Today 200 years later, Everyday English and Formal English are still resisting each other, fighting a war for dominance. But that doesn’t have to be a problem for us, because it is a phoney war, and we are going to prevail by becoming experts at both versions.

In many ways Everyday English and Formal English are a like two different languages—fine—then that is how we shall treat them. All languages and all styles and dialects within a given language follow certain grammatical rules—including sign language, computer languages, and even text messaging. These rules form the link between the sounds and written letters of language and the real-world events and situations that language attempts to describe. Formal English has some rules that aren’t found in Everyday English and vice versa. When we gain a solid understanding of Our Two Englishes and master the differences we will realize that that there is really no such thing as bad grammar—just different grammar. We will also see that the similarities between Our Two Englishes are greater than the differences.
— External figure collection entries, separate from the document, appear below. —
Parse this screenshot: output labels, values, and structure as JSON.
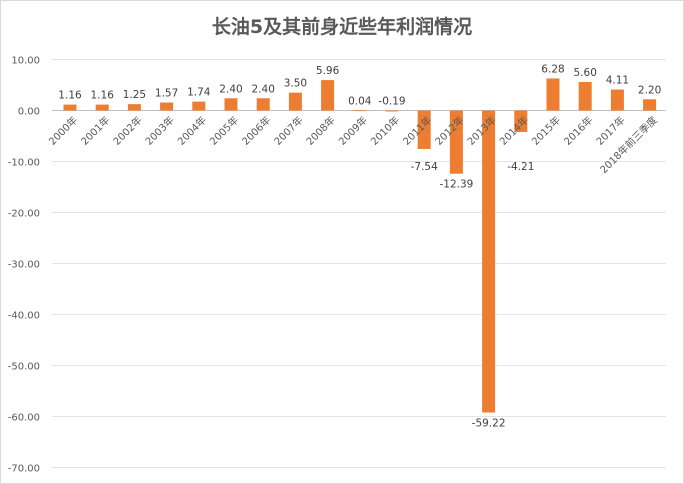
{
  "chart_data": {
    "type": "bar",
    "title": "长油5及其前身近些年利润情况",
    "xlabel": "",
    "ylabel": "",
    "ylim": [
      -70,
      10
    ],
    "yticks": [
      "10.00",
      "0.00",
      "-10.00",
      "-20.00",
      "-30.00",
      "-40.00",
      "-50.00",
      "-60.00",
      "-70.00"
    ],
    "ytick_values": [
      10,
      0,
      -10,
      -20,
      -30,
      -40,
      -50,
      -60,
      -70
    ],
    "grid": true,
    "bar_color": "#ed7d31",
    "categories": [
      "2000年",
      "2001年",
      "2002年",
      "2003年",
      "2004年",
      "2005年",
      "2006年",
      "2007年",
      "2008年",
      "2009年",
      "2010年",
      "2011年",
      "2012年",
      "2013年",
      "2014年",
      "2015年",
      "2016年",
      "2017年",
      "2018年前三季度"
    ],
    "values": [
      1.16,
      1.16,
      1.25,
      1.57,
      1.74,
      2.4,
      2.4,
      3.5,
      5.96,
      0.04,
      -0.19,
      -7.54,
      -12.39,
      -59.22,
      -4.21,
      6.28,
      5.6,
      4.11,
      2.2
    ],
    "labels": [
      "1.16",
      "1.16",
      "1.25",
      "1.57",
      "1.74",
      "2.40",
      "2.40",
      "3.50",
      "5.96",
      "0.04",
      "-0.19",
      "-7.54",
      "-12.39",
      "-59.22",
      "-4.21",
      "6.28",
      "5.60",
      "4.11",
      "2.20"
    ]
  }
}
And don’t be fooled into thinking that just because Our Two Englishes lack some of the more complex rules that other languages have in abundance, they are inferior or deficient in any way—they are not. Our Two Englishes rely more on context, implication, and the experience of their speakers than most other languages. That’s OK. The rules are there, they are just different. We will master them and wield the Two Englishes—OUR Two Englishes—like weapons, conquering any challenge that is set before us.